Here's the question: Given two data tables DT1 and DT2
DT1 <- data.table(AA=c("A","B","C","A","B","C","A","B","C","A","B","C"),
BB=c(35,45,25,25,85,15,55,55,95,35,25,75)
)
DT2 <- data.table(CC=c("A","B","C","A","B","C"),
DD=c(10,20,30,40,50,60),
EE=c(5,5,10,10,15,20)
)
How do I add a new column (called NewCol) to DT1 that sums column EE from DT2 if multiple conditions are met given the existing values for each row of DT1:
1) Column AA = Column CC
2) Column DD >= Column BB
Said another way, sum EE where AA = CC AND DD >= BB.
The desired output is:
DT1_DesiredOutput <- data.table(AA=c("A","B","C","A","B","C","A","B","C","A","B","C"),
BB=c(35,45,25,25,85,15,55,55,95,35,25,75),
NewCol=c(10,15,30,10,0,30,0,0,0,10,15,0)
)
Join? Merge? Set? Something else? Guessing it's inefficient to loop through each row of DT1?

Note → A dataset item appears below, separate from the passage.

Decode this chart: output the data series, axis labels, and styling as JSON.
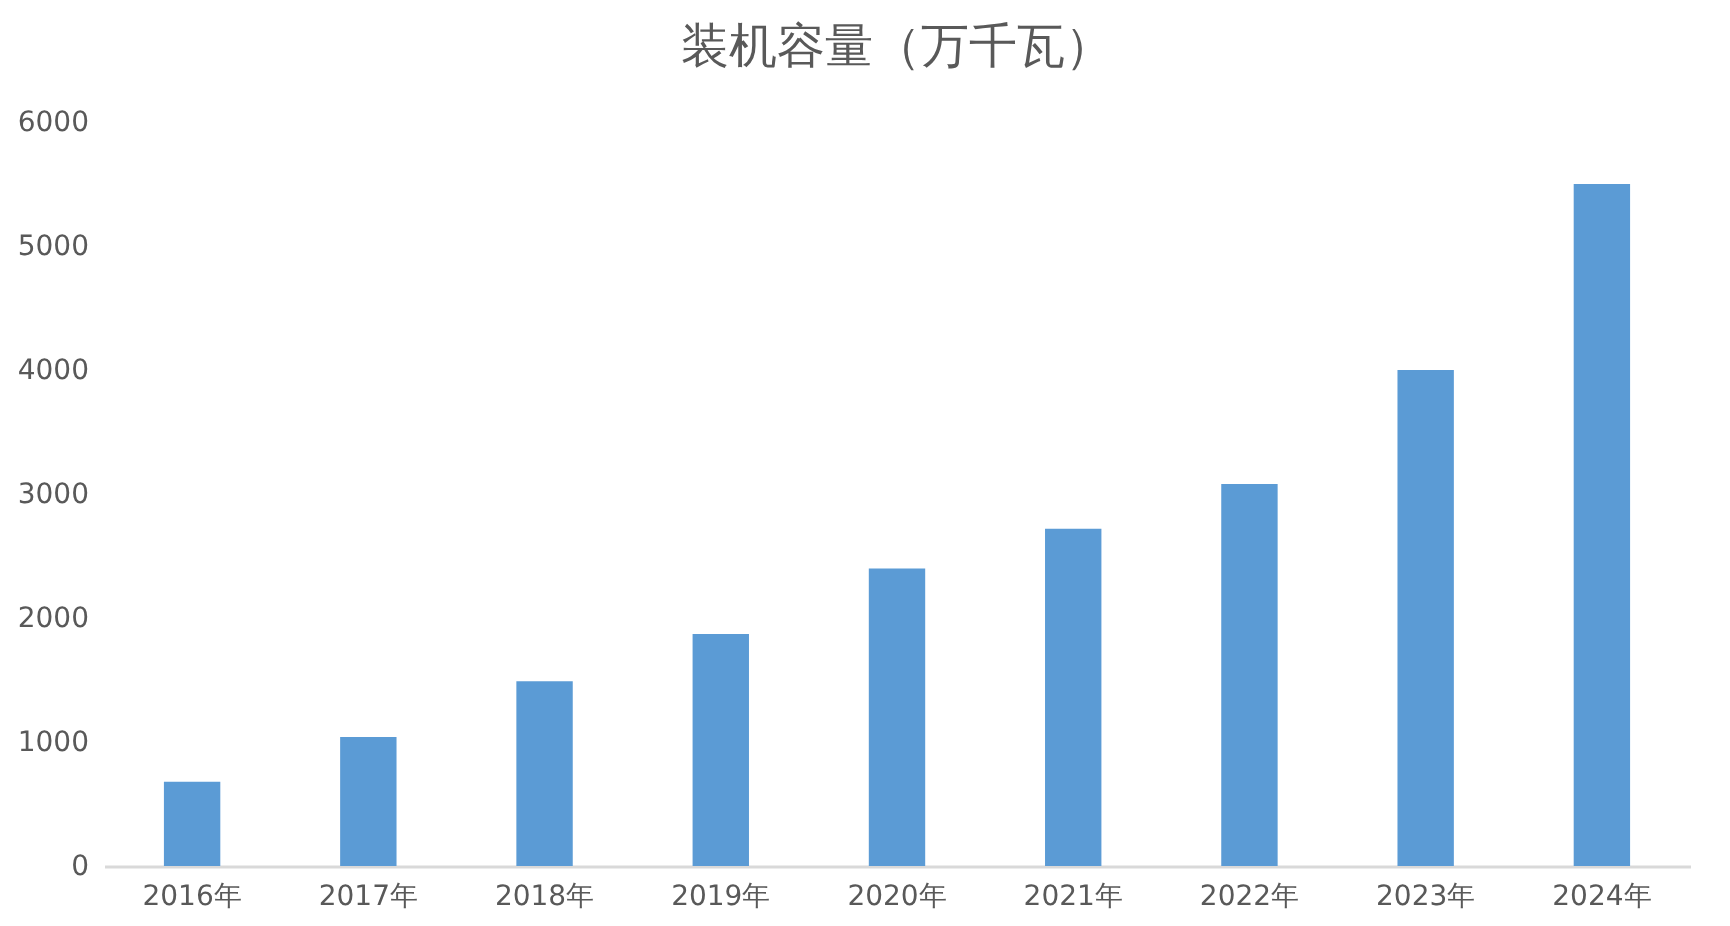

I'd also like to know how to make it scaleable, that is, adding several conditions (e.g., several greater than, less than, equal to values mixing "ANDs" and "ORs").
Thanks so much!
p.s., this is a piece of cake in Excel (cough suboptimal, I know), with an array formula such as
{=SUM(IF( ($F$7:$F$12=B7)*($G$7:$G$12>C7), $H$7:$H$12))}
copied in each cell of NewCol. I didn't want to clutter the post with the two Excel tables, and obviously Excel isn't great for lots of reasons, but if it's that easy in Excel, it must be comparably easy in R data.tables, right?